Eu acho que muitas vezes, quando nós falamos que não se pode agir no impulso diante do que é expresso e tentar uma solução rápida, tem que aprofundar mais, tem que pensar mais na estratégia, no que aquela situação está expressando. Exemplo, em uma situação de rua, tem uma angústia de quem aborda em querer resolver rápido, querer tirar da rua e levar para o abrigo e às vezes a gente tem que se aprofundar um pouco discutir em equipe, ver melhor, ver quanto tempo a pessoa está na rua. Nós temos que ir aprofundando, articulando com a teoria e com os outros olhares dentro da equipe no sentido de ouvir também, ficar atento, ter uma sensibilidade grande na escuta principalmente com o usuário, ele fala uma coisa, mas a necessidade dele é outra. Então é isso, é também articular teoria e prática, aprofundar; nem sempre a gente consegue aprofundar como a gente gostaria e como a gente deveria, em função da demanda e em função do tempo. (E5)

Conforme o último relato percebe-se que há a preocupação em superar o imediato, não atuando no impulso como um ato comum, conforme expressa a própria entrevistada, mas trabalhar cada situação e entendê-la para além da aparência, ou de como chega para os profissionais.

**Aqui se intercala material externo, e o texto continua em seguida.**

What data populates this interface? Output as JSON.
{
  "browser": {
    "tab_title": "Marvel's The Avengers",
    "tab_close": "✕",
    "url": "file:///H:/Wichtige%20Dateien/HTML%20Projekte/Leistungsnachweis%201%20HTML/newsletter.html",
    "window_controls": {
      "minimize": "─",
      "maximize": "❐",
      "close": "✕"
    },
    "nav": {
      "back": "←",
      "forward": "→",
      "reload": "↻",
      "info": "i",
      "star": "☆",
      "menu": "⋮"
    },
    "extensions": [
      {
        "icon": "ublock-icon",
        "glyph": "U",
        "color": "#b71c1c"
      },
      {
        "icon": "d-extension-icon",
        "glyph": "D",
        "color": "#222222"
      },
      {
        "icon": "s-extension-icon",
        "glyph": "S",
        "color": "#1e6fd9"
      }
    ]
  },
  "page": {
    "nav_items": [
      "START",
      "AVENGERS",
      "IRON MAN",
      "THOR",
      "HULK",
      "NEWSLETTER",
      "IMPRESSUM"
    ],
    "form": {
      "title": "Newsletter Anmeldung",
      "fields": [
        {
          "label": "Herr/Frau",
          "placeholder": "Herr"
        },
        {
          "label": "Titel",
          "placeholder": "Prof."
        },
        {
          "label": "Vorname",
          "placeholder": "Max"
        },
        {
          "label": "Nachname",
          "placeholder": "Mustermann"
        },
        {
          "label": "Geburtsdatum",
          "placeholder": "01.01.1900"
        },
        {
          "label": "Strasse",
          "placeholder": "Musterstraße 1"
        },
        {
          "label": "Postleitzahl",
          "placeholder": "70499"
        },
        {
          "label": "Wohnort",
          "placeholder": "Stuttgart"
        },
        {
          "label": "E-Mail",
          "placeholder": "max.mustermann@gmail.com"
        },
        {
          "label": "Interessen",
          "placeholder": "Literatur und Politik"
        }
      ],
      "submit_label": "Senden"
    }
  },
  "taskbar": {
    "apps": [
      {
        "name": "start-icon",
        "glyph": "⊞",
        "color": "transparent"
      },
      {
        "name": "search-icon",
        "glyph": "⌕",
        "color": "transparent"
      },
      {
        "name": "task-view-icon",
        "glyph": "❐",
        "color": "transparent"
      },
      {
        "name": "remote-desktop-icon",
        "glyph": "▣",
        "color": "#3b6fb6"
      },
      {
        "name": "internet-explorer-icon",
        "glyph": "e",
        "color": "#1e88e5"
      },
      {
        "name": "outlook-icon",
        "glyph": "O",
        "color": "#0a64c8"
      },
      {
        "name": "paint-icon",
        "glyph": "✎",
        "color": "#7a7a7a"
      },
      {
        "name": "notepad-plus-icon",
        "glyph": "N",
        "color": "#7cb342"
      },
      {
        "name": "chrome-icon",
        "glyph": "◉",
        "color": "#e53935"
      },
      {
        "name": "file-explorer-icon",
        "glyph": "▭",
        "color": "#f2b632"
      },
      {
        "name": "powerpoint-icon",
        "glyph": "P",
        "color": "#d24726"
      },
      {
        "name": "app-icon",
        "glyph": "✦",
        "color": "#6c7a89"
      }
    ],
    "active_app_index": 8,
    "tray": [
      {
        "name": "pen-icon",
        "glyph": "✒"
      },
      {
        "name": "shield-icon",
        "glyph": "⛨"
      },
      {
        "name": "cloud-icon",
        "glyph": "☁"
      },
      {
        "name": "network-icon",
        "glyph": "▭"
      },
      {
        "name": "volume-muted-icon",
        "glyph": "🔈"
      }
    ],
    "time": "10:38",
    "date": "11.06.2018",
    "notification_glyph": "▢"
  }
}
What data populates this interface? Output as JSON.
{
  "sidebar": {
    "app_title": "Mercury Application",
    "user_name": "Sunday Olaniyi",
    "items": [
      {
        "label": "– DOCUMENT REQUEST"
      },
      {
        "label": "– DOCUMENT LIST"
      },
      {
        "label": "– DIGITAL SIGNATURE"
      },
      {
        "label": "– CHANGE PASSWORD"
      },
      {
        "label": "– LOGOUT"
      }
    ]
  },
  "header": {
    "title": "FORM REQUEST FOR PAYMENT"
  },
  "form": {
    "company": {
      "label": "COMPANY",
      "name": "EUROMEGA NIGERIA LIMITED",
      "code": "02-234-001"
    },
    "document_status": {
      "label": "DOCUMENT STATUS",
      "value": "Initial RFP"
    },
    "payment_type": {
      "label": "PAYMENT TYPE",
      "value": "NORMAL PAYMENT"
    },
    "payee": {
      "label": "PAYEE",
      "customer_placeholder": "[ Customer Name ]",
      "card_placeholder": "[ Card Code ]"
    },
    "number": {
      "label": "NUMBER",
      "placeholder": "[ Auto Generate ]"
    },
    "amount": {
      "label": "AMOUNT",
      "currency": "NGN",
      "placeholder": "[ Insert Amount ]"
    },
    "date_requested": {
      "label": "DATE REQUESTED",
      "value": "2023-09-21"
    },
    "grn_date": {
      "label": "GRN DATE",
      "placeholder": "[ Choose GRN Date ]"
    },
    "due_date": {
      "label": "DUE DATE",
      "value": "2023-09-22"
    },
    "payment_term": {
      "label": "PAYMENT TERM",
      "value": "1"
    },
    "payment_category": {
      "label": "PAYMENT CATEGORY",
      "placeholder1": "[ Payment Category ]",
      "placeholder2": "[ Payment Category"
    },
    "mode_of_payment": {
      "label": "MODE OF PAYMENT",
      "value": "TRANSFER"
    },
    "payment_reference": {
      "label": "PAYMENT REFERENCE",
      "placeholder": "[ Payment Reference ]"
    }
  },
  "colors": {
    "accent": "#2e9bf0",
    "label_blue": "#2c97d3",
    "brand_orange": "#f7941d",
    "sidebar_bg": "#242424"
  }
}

As demandas que emergem para a Política de Assistência Social são as mais variadas e também as mais complexas, como, por exemplo, pessoas em situação de rua conforme o relato. Antes da intervenção, o profissional tem que se esforçar para entendê-la à luz da multiplicidade de condicionantes que incidem sobre sua vida e contexto, considerando aspectos como o que levou este sujeito a esta situação, avaliar seus vínculos, sua história, seu interesse de ir para um abrigo, entre outros que irão compor a avaliação e a construção de alternativas para melhor atendê-lo. Do mesmo modo, é preciso compreender que um profissional nunca atende somente um sujeito, da mesma forma que não realiza esse atendimento sozinho, pois, na maioria das vezes, isso é efetivado em articulação com outros profissionais, cada um trazendo as suas impressões, suas avaliações e proposições. O trabalho coletivo colabora para um exercício profissional que não reproduza o senso comum,

113

considerando que se está exposto a este processo limitador na realização do trabalho, em razão da rotina cotidiana.